El nuevo año es el escaparate de las oportunidades, de las maravillas y los milagros, no es una esperanza ocasional, ni producto de un juego de rituales y magia, más bien, tener la valentía de asumir el tiempo con esperanza, oportunidad para la realización plena del amor de Dios.
El 2010 ya se fue, muchos de nosotros tal vez lo vivimos en medio de dificultades y situaciones incomprensibles que reflexionadas y repensadas a la luz de la voluntad del Padre eterno, nos pueden hacer crecer como seres humanos y como hijos del Altísimo. Los días se sucedieron entre desavenencias y adversidades, entre límites y confrontaciones que dejaron profundas huellas en nuestro ánimo y no permitieron que sanaran las viejas heridas. Sin embargo, las primicias del año 2011 son el momento oportuno para mirar hacia delante, siempre hacia arriba, porque Dios, padre y madre, nos da lo que necesitamos, sólo eso, para madurar y continuar el peregrinar terreno.
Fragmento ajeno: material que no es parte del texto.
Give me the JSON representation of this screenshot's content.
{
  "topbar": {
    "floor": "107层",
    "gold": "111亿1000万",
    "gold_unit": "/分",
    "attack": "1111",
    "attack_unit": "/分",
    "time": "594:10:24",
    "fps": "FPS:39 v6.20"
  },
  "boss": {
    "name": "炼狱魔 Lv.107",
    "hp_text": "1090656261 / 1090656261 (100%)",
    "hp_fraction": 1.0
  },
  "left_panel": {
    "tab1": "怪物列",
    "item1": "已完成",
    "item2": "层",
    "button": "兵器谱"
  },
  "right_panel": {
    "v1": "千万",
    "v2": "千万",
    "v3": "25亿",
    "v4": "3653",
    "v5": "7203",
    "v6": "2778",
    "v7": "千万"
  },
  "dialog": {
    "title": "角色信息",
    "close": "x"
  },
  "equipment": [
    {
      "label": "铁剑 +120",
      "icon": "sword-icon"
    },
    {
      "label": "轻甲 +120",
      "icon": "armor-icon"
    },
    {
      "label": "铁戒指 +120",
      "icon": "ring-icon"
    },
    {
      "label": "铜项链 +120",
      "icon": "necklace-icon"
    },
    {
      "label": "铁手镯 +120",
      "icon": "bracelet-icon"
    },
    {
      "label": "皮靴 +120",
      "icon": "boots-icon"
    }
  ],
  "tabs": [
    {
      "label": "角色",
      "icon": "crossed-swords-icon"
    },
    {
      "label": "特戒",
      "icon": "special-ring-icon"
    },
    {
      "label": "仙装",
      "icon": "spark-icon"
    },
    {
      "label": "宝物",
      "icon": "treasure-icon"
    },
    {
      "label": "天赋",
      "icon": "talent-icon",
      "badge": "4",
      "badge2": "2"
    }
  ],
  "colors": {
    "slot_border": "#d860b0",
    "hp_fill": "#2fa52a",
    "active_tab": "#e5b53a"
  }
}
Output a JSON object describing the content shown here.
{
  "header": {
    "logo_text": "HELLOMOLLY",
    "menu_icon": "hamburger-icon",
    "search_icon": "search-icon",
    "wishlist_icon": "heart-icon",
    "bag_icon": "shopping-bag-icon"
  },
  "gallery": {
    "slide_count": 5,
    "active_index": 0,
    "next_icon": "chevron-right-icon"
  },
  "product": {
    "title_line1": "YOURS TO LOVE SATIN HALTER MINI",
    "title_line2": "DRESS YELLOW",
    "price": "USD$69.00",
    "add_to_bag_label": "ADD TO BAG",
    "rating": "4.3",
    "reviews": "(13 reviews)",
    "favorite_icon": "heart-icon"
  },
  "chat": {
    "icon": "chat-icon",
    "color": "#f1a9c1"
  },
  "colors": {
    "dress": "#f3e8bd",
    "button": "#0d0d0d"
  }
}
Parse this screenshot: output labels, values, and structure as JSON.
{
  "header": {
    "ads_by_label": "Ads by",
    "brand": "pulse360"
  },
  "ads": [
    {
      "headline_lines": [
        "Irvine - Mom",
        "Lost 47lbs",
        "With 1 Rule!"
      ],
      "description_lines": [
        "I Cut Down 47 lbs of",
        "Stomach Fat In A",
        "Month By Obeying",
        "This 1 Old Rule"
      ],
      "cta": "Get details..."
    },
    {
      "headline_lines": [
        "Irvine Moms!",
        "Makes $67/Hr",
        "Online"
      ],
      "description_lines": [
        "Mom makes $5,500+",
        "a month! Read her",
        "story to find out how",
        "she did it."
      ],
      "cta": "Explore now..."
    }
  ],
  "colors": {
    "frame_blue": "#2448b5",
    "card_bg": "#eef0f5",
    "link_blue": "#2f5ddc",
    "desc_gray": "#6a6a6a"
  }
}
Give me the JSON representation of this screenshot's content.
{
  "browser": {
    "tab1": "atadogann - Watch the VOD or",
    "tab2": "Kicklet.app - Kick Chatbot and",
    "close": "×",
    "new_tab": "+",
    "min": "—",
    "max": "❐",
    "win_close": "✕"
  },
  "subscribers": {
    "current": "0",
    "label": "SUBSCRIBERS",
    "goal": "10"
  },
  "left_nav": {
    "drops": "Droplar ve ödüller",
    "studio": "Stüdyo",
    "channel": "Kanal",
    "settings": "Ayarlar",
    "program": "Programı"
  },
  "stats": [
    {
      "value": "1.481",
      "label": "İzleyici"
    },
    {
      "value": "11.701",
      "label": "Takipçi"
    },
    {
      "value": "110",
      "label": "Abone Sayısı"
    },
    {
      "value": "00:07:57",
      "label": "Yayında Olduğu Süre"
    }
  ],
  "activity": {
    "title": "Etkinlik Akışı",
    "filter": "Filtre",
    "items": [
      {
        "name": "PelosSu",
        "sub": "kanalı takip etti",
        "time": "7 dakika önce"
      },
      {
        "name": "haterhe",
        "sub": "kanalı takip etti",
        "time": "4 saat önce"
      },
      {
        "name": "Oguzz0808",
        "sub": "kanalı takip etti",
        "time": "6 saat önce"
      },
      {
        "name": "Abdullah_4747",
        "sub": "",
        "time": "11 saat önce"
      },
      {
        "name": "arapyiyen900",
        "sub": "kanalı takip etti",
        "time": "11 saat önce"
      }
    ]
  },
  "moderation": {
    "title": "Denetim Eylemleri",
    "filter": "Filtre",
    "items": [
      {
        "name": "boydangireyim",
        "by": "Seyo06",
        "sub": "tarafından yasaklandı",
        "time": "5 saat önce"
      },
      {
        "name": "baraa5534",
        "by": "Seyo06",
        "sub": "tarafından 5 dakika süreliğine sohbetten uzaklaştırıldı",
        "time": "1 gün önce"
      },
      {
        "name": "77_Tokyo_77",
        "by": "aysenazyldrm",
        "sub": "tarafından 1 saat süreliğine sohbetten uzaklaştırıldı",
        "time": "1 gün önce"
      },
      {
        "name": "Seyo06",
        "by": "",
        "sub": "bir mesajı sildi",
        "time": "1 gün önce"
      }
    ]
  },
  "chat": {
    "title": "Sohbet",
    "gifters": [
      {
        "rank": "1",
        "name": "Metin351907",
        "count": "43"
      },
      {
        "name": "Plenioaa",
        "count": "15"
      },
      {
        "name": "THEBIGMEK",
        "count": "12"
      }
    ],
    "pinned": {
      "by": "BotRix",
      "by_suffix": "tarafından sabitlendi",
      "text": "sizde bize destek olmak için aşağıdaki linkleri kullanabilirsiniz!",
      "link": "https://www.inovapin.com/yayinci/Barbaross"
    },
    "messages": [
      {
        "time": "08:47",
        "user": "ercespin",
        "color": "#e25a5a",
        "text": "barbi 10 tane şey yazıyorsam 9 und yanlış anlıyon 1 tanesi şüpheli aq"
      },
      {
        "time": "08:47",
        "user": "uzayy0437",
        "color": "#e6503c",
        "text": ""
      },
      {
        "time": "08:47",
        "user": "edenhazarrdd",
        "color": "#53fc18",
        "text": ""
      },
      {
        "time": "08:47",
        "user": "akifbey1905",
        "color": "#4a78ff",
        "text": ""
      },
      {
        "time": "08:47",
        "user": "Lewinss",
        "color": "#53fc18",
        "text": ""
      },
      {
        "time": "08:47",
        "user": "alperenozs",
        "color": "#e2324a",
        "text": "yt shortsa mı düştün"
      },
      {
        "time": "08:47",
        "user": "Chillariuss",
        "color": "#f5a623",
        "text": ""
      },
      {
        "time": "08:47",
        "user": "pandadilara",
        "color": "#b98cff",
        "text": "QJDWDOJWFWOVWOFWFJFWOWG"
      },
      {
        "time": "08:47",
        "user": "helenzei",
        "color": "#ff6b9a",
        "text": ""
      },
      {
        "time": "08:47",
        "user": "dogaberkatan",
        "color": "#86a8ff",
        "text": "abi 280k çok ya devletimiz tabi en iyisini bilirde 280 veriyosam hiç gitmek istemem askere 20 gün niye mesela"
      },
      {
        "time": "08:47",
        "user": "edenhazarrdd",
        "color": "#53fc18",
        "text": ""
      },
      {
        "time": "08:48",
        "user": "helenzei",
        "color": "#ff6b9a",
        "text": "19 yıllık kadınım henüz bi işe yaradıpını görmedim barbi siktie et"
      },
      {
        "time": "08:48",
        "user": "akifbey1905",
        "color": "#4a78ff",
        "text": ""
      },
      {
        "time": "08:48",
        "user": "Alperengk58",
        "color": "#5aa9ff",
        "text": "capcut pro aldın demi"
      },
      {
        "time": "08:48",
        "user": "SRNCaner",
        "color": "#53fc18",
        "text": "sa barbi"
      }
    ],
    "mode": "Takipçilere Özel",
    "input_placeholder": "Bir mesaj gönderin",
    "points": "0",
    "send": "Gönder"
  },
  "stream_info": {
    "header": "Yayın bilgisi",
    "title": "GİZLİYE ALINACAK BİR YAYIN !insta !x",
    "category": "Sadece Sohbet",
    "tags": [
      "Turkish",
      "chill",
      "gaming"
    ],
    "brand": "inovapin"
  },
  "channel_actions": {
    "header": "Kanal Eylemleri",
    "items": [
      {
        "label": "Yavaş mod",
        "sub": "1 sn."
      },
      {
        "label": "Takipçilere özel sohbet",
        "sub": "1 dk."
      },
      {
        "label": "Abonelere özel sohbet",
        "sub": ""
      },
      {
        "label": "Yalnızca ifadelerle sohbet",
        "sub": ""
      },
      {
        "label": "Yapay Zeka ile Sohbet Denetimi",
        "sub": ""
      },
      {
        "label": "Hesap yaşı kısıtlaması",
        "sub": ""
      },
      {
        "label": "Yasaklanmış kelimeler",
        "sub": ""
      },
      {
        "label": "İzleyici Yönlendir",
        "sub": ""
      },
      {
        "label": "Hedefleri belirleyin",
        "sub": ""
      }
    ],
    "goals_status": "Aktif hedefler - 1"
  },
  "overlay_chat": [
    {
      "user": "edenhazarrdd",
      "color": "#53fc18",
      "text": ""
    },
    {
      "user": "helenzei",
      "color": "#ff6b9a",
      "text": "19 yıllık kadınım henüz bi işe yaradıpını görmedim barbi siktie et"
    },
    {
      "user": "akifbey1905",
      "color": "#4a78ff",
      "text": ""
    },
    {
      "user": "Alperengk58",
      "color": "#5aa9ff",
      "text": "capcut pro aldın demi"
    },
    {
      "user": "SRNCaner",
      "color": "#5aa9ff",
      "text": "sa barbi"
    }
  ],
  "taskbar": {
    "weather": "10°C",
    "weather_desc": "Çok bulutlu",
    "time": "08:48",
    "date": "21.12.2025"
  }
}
Es edificante ver, en la tarde del 31 de diciembre, familias que circulan frente al tabernáculo divino en los diversos templos para dar gracias al Señor del tiempo y de la historia, eso habla de la posibilidad de creer y de que el Todopoderoso no ha perdido la confianza en el hombre. Él siempre ha sido bueno con cada uno y por ello nuestro corazón debe sentirse todavía más agradecido. Todo tiene sentido si se transparenta en la claridad de la voluntad de Dios: lo que hicimos mal o cuando dejamos de hacer bien, nuestras heridas, nuestros resentimientos, nuestras envidias, nuestra pereza, nuestro orgullo frente a la vida, todo aquello que nos ató, aquello que nos esclavizó.
Comenzar un año nuevo es oportunidad de caminar en la libertad de los hijos de Dios, es ocasión para salir al encuentro de la propia felicidad con un corazón agradecido, porque si no valoramos el trabajo que Dios ha hecho por nosotros y entramos al nuevo año con la tristeza del pasado, con la angustia de lo que nos hizo sufrir, el nuevo tiempo se tornará como el deseo de fugarse del presente para esperar algo nuevo como si fuera fortuna, como si fuera la suerte la ejecutora de nuestra vida alejándonos de la responsabilidad de la propia existencia.
El nuevo año es el escaparate de las oportunidades, de las maravillas y los milagros, no es una esperanza ocasional, ni producto de un juego de rituales y magia, más bien, tener la valentía de asumir el tiempo con esperanza, oportunidad para la realización plena del amor de Dios. “Nuestra vida depende de la Divina Providencia de Dios y sin Él nada podemos hacer “pues en Él vivimos, nos movemos y existimos” (Hechos 17,28). Es Él quien nos cuida, quien nos protege, quien nos provee de lo necesario para cada día, pues cada jornada tiene su propio afán y lo necesario para que podamos descubrir su amor, un amor que se complace en renovar todas las cosas, que se regocija en compartirse en cada instante. Es Dios mismo que se comparte con nosotros especialmente en la Eucaristía. Por eso, podemos decidirnos desde este momento a desear y esperar un buen año que se realizará como Dios lo ha proyectado a pesar de nuestra equivocada libertad.